Одной из немногих рецензий на пьесу, прочитанных тогда Чеховым, была статья В. С. Кривенко, помещенная в военной газете «Русский инвалид». Автор отмечал, что в отличие от других пьес, где «современные военные на сцене обыкновенно очень слабо представлены», в пьесе Чехова показано «истинно военное общество, такое, какое оно на самом деле есть»: его «никак нельзя обвинить в местной затхлости и плесени», оно вносит в захолустную жизнь «свежую струю» (<В. С. Кривенко.> Военные на театральной сцене. – «Русский инвалид», 1901. 11 марта, № 5–6. Подпись: В. С. К–о). Чехов благодарил Кривенко за эту и еще одну присланную его статью и называл ее «интересной и доброй» (6 апреля 1901 г.).
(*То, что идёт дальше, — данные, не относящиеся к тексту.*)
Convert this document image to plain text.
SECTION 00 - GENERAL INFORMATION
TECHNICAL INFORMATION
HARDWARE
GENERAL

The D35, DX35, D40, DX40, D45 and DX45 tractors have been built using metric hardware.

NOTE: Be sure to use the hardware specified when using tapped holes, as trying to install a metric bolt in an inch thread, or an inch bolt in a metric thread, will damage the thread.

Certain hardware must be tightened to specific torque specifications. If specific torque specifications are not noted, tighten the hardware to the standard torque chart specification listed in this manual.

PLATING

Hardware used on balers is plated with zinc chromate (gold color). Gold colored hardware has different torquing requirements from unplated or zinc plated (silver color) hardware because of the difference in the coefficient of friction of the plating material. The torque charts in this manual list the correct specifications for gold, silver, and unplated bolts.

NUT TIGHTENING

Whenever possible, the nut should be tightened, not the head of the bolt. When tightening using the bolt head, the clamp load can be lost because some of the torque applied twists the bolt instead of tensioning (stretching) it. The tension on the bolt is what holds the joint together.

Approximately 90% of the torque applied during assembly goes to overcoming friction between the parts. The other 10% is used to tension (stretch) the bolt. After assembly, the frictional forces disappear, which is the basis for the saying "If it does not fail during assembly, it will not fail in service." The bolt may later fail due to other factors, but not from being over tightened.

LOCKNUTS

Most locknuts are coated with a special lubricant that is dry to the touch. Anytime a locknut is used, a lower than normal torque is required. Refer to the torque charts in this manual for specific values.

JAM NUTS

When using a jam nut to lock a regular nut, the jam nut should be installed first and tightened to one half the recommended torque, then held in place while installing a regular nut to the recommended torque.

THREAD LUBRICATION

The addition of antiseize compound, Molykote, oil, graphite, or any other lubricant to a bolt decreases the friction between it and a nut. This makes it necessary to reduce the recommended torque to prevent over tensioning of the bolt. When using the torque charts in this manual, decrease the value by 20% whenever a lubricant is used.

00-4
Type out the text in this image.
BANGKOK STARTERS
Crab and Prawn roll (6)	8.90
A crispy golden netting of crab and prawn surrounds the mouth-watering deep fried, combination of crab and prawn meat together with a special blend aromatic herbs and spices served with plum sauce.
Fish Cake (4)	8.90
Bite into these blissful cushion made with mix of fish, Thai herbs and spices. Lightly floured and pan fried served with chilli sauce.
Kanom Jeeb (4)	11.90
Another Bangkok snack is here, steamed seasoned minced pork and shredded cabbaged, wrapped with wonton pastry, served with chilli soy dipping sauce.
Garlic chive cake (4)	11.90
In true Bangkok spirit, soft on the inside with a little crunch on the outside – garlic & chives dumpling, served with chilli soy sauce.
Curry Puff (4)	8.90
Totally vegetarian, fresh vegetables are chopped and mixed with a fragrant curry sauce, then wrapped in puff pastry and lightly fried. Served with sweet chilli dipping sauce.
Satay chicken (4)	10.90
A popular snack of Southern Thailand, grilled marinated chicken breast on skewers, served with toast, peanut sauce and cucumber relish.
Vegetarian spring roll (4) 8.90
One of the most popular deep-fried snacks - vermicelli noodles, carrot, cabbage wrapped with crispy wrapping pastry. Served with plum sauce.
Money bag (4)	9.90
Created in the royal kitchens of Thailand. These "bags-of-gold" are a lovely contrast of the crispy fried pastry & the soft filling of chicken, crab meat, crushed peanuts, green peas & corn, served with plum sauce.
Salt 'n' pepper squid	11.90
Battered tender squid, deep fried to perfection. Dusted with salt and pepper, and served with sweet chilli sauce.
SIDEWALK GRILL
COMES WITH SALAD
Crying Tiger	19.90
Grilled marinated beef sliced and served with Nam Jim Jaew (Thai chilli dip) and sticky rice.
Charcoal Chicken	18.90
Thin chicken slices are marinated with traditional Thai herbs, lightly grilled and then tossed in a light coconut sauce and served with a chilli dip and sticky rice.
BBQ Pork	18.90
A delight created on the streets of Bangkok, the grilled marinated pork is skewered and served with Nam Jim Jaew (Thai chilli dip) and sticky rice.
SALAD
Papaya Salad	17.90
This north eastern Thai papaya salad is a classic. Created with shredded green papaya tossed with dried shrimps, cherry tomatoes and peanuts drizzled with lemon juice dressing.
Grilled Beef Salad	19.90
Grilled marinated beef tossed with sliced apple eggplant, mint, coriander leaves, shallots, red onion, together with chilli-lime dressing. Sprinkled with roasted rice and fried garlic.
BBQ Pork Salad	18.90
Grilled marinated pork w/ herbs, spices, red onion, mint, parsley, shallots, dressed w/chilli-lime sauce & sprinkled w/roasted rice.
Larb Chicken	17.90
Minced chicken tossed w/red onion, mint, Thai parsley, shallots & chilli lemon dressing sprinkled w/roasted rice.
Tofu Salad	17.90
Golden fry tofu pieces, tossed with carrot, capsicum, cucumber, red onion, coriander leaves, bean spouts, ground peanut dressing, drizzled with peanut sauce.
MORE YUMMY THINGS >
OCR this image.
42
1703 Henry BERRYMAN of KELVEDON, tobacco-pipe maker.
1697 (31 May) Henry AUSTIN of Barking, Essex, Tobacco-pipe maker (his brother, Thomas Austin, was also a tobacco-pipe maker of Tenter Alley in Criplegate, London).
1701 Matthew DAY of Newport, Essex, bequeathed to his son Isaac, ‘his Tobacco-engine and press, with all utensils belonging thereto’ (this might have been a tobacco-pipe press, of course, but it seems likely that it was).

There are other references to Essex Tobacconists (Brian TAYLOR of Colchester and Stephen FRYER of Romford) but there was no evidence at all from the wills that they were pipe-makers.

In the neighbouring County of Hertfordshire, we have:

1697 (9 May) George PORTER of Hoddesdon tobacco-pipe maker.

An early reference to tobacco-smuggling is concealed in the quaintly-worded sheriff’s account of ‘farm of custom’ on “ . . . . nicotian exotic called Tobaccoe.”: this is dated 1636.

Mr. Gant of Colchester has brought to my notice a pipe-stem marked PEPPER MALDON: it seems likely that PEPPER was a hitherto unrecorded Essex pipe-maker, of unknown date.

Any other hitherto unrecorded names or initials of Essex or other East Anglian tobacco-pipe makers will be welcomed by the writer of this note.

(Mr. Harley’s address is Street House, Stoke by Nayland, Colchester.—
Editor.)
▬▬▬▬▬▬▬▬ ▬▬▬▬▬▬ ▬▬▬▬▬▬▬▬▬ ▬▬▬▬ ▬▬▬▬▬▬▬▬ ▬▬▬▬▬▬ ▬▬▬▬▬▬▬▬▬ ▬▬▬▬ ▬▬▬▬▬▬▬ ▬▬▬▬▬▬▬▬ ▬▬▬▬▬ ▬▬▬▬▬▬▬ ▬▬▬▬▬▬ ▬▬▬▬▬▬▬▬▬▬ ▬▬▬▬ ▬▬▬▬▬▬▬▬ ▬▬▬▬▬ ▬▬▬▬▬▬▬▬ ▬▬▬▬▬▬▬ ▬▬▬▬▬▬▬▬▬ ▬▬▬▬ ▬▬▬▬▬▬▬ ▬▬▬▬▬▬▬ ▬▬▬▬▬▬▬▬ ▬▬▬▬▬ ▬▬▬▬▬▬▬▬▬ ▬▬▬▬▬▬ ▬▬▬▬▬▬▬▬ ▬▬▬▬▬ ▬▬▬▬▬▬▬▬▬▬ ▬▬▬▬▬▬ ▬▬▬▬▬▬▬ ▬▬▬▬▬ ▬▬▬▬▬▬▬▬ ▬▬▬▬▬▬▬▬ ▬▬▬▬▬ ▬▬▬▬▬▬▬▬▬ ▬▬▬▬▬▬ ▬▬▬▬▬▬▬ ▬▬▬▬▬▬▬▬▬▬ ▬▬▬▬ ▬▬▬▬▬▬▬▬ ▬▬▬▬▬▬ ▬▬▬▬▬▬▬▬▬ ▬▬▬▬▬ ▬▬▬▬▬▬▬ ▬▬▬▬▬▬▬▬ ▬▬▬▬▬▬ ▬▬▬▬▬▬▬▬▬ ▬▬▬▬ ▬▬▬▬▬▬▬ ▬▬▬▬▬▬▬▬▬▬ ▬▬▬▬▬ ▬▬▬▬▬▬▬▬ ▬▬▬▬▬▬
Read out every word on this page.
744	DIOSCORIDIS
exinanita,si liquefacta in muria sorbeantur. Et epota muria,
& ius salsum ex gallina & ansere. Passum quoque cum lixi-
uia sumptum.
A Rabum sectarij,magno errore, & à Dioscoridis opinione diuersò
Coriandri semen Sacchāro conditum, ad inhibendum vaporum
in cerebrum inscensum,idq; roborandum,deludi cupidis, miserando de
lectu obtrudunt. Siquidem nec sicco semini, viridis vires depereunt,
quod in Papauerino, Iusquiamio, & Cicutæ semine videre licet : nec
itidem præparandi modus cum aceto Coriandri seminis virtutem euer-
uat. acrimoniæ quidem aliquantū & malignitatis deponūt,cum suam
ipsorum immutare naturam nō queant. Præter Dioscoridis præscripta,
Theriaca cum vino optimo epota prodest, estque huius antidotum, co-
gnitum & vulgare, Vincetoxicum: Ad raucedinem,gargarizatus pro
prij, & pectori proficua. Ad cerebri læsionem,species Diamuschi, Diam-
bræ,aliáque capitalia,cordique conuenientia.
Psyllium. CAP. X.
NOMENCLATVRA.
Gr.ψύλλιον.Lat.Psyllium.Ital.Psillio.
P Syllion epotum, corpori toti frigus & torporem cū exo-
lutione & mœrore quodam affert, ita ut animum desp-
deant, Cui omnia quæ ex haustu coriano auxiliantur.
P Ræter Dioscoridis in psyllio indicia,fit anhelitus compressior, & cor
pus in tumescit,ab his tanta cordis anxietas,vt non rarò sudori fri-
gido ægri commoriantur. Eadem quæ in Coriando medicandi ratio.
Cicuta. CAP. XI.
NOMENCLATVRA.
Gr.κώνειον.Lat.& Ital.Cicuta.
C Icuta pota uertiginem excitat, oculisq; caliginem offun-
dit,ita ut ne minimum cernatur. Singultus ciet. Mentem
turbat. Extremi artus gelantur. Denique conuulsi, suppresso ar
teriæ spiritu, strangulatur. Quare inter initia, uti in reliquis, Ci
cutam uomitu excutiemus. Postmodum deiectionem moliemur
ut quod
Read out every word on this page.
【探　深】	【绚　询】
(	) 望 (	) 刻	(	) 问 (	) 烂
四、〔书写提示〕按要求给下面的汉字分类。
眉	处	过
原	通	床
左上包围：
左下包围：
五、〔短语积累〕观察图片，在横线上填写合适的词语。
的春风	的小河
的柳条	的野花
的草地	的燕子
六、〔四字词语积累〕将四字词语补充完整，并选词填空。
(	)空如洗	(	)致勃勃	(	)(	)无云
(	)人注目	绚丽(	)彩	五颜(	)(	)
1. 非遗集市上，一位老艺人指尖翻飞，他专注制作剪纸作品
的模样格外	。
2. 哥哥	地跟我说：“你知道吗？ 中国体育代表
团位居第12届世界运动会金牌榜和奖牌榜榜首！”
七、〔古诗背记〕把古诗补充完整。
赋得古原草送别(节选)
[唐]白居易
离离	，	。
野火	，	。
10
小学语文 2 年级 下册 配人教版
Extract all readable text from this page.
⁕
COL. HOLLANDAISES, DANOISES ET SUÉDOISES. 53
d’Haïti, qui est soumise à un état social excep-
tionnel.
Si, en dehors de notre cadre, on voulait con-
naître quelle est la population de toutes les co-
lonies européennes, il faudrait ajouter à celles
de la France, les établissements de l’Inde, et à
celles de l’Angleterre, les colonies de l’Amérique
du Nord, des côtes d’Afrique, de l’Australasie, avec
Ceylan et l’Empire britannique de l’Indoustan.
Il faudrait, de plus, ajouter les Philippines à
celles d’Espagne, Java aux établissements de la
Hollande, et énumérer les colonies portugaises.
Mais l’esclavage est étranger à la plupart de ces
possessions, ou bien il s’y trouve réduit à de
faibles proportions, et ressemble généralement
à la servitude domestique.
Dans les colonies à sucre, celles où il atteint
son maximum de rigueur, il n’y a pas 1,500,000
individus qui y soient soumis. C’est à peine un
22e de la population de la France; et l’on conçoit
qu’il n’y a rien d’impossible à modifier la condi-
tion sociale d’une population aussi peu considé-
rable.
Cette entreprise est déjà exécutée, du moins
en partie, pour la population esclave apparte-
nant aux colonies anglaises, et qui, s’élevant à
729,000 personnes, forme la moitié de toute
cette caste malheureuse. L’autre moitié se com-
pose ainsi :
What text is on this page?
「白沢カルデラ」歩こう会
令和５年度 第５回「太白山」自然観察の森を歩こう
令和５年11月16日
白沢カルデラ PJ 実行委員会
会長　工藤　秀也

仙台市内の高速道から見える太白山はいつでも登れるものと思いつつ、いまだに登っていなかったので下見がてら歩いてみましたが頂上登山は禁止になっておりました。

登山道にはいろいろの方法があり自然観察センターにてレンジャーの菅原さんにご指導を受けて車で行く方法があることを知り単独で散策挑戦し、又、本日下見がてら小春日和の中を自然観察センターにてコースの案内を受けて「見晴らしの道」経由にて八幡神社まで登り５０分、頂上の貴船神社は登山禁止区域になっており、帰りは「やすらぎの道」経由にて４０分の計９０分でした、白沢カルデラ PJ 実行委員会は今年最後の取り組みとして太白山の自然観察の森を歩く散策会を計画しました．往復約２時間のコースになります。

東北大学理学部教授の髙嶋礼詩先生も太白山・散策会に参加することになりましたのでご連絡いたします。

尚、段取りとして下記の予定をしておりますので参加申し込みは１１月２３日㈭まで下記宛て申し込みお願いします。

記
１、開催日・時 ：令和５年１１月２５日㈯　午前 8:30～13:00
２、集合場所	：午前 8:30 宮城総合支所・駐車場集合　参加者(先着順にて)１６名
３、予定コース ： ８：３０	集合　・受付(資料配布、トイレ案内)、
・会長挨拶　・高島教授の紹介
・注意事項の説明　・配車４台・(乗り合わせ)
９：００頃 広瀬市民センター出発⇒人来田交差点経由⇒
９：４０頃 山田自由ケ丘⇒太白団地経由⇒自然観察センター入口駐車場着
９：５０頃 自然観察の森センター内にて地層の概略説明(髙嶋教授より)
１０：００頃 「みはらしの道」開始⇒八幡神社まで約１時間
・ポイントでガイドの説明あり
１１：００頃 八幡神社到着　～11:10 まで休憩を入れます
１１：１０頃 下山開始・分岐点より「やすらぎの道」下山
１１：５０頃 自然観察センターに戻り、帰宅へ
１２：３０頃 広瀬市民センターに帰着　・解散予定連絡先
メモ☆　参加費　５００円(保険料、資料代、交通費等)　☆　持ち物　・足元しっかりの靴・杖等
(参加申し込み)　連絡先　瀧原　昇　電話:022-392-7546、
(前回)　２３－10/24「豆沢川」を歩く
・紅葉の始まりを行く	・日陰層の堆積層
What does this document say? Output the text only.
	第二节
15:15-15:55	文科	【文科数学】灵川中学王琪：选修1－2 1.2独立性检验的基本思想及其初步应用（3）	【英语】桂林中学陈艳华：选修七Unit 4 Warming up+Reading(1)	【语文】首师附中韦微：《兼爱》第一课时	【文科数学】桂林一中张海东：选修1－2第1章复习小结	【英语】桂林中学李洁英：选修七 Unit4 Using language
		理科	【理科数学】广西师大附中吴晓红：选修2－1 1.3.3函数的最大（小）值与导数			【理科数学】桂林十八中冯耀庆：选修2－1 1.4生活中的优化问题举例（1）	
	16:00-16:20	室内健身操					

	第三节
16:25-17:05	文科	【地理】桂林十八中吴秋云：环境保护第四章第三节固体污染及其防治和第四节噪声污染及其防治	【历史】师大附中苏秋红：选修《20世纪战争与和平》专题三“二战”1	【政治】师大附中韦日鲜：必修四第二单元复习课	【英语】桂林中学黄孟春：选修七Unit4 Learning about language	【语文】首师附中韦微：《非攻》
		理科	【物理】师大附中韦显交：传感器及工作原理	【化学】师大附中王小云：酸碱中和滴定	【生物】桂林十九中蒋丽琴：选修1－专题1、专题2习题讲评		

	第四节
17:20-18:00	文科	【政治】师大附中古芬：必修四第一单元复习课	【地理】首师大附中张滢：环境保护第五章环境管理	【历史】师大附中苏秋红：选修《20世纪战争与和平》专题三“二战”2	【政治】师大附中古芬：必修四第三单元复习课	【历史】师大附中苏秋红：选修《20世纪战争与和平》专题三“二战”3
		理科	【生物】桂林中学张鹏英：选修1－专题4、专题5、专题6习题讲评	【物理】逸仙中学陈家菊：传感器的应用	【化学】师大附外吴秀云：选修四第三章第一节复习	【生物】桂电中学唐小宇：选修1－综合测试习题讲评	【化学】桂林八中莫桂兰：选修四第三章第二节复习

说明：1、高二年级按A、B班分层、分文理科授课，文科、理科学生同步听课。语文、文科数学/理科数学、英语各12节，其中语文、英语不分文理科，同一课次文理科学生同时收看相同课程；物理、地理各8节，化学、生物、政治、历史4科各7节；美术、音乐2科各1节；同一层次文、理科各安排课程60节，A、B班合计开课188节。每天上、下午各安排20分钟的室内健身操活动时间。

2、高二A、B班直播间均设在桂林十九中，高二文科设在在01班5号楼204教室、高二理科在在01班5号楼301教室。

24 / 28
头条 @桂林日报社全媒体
К числу «военно-бытовых драм» отнес «Трех сестер» рецензент «Наблюдателя», писавший, что военных автор изобразил не в обычном «смешном, почти карикатурном стиле», «не сусальных адъютантов, не архаических полковников с оттопыренными эполетами, не смехотворных Дитятиных, а настоящих русских военных интеллигентов», что он правдиво рисует «военно-захолустную жизнь», в которой они «погибают в неравной борьбе, не достигнув и половины намеченных целей» (И. Б – е в. «Три сестры» г. Чехова как иллюстрация к военной жизни. – «Наблюдатель», 1901, № 6, стр. 88–90).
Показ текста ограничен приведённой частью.